After giving some thought about the recent announcements from AT&T and Verizon about their restructured pricing for 3G data plans, I wondered: "will ending the all-you-can-eat data plan pricing make things better or worse?"

As a heavy user of the data features of my Motorola Droid, I know I'm in the small group that uses the majority of the data bandwidth available on the Verizon network.  You'll frequently find me using the Google turn-by-turn directions, Pandora Radio and Weatherbug all at the same time while driving down the highway - surely pushing the limits of the cell towers along the way.  Trust me when I say that it's pretty easy to tell when a cell site is congested - everything slows down to a crawl.

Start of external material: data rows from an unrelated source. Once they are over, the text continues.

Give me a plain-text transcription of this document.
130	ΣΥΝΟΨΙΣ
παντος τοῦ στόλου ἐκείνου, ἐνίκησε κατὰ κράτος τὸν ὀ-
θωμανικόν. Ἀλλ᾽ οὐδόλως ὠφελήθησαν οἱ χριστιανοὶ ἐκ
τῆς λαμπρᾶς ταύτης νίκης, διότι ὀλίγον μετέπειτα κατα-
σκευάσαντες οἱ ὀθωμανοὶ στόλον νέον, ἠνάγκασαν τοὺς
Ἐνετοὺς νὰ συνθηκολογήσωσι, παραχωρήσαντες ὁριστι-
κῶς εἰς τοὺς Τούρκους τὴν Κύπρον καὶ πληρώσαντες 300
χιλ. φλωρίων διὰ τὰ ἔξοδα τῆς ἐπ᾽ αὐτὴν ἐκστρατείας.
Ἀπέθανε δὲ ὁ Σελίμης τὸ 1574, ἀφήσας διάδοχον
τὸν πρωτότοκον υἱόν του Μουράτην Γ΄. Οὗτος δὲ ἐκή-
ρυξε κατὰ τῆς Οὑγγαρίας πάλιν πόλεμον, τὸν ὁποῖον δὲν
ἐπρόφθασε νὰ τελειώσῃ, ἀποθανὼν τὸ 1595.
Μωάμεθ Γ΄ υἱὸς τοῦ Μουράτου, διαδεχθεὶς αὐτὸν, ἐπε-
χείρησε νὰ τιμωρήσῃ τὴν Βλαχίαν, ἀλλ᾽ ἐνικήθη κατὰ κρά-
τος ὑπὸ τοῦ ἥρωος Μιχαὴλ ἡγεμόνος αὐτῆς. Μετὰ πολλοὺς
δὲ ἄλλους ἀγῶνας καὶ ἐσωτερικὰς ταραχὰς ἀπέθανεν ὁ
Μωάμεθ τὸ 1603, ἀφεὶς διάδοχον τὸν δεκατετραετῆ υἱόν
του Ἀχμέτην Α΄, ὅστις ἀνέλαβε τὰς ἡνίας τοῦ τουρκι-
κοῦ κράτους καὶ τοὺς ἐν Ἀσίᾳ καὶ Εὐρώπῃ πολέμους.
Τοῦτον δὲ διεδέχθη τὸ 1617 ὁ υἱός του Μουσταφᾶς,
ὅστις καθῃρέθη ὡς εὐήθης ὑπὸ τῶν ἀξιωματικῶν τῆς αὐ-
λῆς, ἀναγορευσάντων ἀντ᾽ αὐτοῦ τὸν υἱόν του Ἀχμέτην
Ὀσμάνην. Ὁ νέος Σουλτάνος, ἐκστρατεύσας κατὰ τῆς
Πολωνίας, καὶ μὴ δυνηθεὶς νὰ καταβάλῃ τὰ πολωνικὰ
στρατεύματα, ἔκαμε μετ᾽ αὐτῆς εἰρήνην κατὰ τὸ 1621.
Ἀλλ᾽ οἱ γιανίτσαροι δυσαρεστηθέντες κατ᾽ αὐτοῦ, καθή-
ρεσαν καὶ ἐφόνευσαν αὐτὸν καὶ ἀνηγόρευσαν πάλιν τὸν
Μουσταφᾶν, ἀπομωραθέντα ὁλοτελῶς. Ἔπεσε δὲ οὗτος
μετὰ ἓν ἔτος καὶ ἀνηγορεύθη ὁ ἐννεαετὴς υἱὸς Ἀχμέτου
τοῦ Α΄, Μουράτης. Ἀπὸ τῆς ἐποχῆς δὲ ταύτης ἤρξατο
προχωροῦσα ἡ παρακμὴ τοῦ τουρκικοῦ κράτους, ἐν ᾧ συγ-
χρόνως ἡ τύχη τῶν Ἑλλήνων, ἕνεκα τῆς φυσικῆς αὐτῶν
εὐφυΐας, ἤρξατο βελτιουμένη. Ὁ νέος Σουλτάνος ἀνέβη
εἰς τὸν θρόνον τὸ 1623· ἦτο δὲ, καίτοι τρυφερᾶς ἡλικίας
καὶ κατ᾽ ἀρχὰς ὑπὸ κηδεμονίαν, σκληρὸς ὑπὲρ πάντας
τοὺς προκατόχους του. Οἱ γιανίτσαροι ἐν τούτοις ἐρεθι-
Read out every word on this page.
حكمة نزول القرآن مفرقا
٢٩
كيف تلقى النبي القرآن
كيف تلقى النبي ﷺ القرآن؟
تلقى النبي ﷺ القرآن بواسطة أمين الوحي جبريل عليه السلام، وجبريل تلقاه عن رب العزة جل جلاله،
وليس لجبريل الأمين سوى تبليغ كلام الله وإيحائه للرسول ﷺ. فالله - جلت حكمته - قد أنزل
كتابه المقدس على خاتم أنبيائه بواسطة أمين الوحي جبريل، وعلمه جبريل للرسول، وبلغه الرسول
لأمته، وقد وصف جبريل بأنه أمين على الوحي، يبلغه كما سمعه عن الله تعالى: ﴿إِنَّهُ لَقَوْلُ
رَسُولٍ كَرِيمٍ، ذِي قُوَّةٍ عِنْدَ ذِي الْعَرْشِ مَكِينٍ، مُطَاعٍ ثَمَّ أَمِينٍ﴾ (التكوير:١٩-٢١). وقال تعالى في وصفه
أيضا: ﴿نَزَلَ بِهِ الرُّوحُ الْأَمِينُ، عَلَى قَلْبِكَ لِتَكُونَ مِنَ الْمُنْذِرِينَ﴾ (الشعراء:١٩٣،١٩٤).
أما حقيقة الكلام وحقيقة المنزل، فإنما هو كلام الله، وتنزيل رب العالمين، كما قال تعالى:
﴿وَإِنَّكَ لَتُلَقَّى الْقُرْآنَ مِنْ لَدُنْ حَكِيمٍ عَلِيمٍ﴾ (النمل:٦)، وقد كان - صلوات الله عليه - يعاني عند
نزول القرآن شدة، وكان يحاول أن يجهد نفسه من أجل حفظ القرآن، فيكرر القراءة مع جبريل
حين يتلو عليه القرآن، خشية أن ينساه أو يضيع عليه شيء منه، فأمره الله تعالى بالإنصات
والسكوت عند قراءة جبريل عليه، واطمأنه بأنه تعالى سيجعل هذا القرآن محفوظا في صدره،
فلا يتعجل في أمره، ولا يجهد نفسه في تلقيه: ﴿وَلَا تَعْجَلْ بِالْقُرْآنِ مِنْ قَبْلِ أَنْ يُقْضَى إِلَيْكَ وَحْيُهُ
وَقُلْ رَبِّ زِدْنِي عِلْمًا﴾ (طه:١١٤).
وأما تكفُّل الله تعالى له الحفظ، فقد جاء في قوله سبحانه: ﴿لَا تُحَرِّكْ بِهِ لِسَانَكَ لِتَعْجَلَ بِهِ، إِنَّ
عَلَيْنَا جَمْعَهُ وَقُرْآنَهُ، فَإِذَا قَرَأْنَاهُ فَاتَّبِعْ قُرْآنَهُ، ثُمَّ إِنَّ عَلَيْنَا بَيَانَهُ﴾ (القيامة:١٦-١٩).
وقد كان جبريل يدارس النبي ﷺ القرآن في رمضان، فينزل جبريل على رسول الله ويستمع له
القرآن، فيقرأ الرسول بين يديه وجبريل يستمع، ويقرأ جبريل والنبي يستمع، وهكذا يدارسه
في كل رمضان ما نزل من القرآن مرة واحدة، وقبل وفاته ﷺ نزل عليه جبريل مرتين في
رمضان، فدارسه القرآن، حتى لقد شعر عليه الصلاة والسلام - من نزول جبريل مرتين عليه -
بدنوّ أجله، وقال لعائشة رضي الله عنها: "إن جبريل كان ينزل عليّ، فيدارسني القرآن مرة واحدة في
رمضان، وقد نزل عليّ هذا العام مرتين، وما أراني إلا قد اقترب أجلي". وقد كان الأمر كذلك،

During a conference a couple weeks ago, I spend some time with Michael Finneran, a Principal Consultant at dBrn Associates that specializes in wireless carriers and their networks, discussing the issues of wireless data congestion and the root causes.  I had always assumed it was a spectrum issue, meaning that all the radio channels (the last-mile) were saturated on your nearby cell site, causing the data throughput limitations.  Michael noted that while this may be the case sometimes, the carriers frequently find that their network that passes data between the cell sites and their hop-off-point (the middle-mile) was the real problem.  Unfortunately, the middle-mile improvements require new facilities to the troubled cell sites, many times over expensive microwave links or difficult long-distance cable pulls.

But how will the carriers pay for these improvements?  It looks like the carrier's plans are to get more subscribers to pay for data plans, creating revenue to pay for the infrastructure improvements.  But wait - won't more subscribers create more congestion?  In the sort term - yes.

So it seems that for the near-term, the congestion is only going to get worse before it gets better.